"Oil Prices Keep Dropping Despite Production Cuts"

STEVE INSKEEP, host:

Oil prices finished the year about a hundred dollars lower than they had been. Last summer oil was approaching $150 per barrel and some analysts predicted prices would keep going up. Instead oil prices crashed and closed yesterday around 45. NPR's Yuki Noguchi has more.

YUKI NOGUCHI: With oil-producing countries pledging a cut in production and unrest growing in the Middle East, it would seem oil prices should be heading up, except they aren't. The reason?

Mr. TIM HANSON (Senior Analyst, The Motley Fool): It would be the economy and the perceived lack of demand in 2009.

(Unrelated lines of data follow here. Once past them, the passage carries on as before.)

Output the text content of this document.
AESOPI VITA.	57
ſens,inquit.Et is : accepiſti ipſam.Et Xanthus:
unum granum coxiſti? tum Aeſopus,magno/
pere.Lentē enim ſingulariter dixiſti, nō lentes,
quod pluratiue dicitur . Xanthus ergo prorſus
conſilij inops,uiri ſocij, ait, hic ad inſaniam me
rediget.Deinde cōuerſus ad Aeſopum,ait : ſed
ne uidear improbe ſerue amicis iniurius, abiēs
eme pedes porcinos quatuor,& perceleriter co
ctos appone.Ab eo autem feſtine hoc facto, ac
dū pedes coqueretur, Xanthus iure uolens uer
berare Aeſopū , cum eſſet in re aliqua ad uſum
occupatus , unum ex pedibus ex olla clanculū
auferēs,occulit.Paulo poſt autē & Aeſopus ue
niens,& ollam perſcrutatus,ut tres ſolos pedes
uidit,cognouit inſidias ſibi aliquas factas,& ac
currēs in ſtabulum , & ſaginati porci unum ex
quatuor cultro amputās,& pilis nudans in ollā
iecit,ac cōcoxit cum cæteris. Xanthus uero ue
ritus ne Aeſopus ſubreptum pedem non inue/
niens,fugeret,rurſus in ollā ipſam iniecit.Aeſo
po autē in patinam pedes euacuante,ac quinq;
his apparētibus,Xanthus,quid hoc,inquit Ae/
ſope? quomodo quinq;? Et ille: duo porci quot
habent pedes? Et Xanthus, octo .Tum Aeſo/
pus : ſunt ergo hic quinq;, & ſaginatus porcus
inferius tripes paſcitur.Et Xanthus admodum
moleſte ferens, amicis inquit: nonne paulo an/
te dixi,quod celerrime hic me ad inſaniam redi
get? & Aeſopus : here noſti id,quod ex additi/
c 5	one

NOGUCHI: That's Tim Hanson, a senior analyst with research company The Motley Fool. He says what happened this year was a total flip of the supply and demand curve.

Mr. HANSON: Six months ago when oil prices were so high, what everybody saw was that we are finding and drilling for fewer and fewer barrels of oil every year as we exhaust proven reserves and that the demand for fuel product is going up very quickly, particularly in places like China and the other emerging economies.

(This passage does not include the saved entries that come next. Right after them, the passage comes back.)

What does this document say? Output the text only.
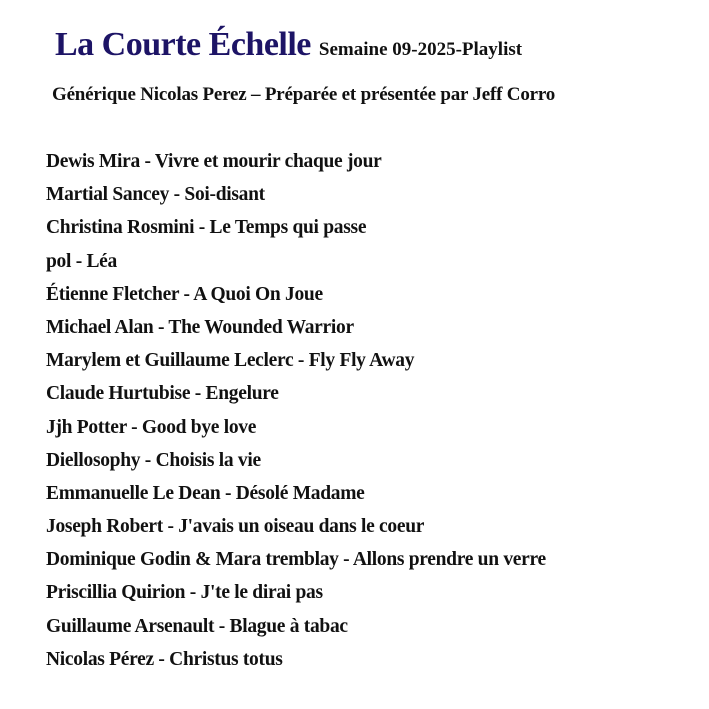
La Courte Échelle Semaine 09-2025-Playlist
Générique Nicolas Perez – Préparée et présentée par Jeff Corro
Dewis Mira - Vivre et mourir chaque jour
Martial Sancey - Soi-disant
Christina Rosmini - Le Temps qui passe
pol - Léa
Étienne Fletcher - A Quoi On Joue
Michael Alan - The Wounded Warrior
Marylem et Guillaume Leclerc - Fly Fly Away
Claude Hurtubise - Engelure
Jjh Potter - Good bye love
Diellosophy - Choisis la vie
Emmanuelle Le Dean - Désolé Madame
Joseph Robert - J'avais un oiseau dans le coeur
Dominique Godin & Mara tremblay - Allons prendre un verre
Priscillia Quirion - J'te le dirai pas
Guillaume Arsenault - Blague à tabac
Nicolas Pérez - Christus totus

NOGUCHI: But then came the financial crisis, and that had an impact on places like China, Hanson says, where dozens of factories shut down.

Mr. HANSON: These things are all interconnected. And when factories slow down and start making less, you know, we're going to use less energy, and oil prices are going to drop, which on the other end of things causes drilling to slow down a little bit, which maybe in a few years causes oil prices to go back up a little bit.

NOGUCHI: And with OPEC, or the Organization of Petroleum Exporting Countries, pledging to cut production as of today, Hanson says oil prices could be back on the rise. Yuki Noguchi, NPR News.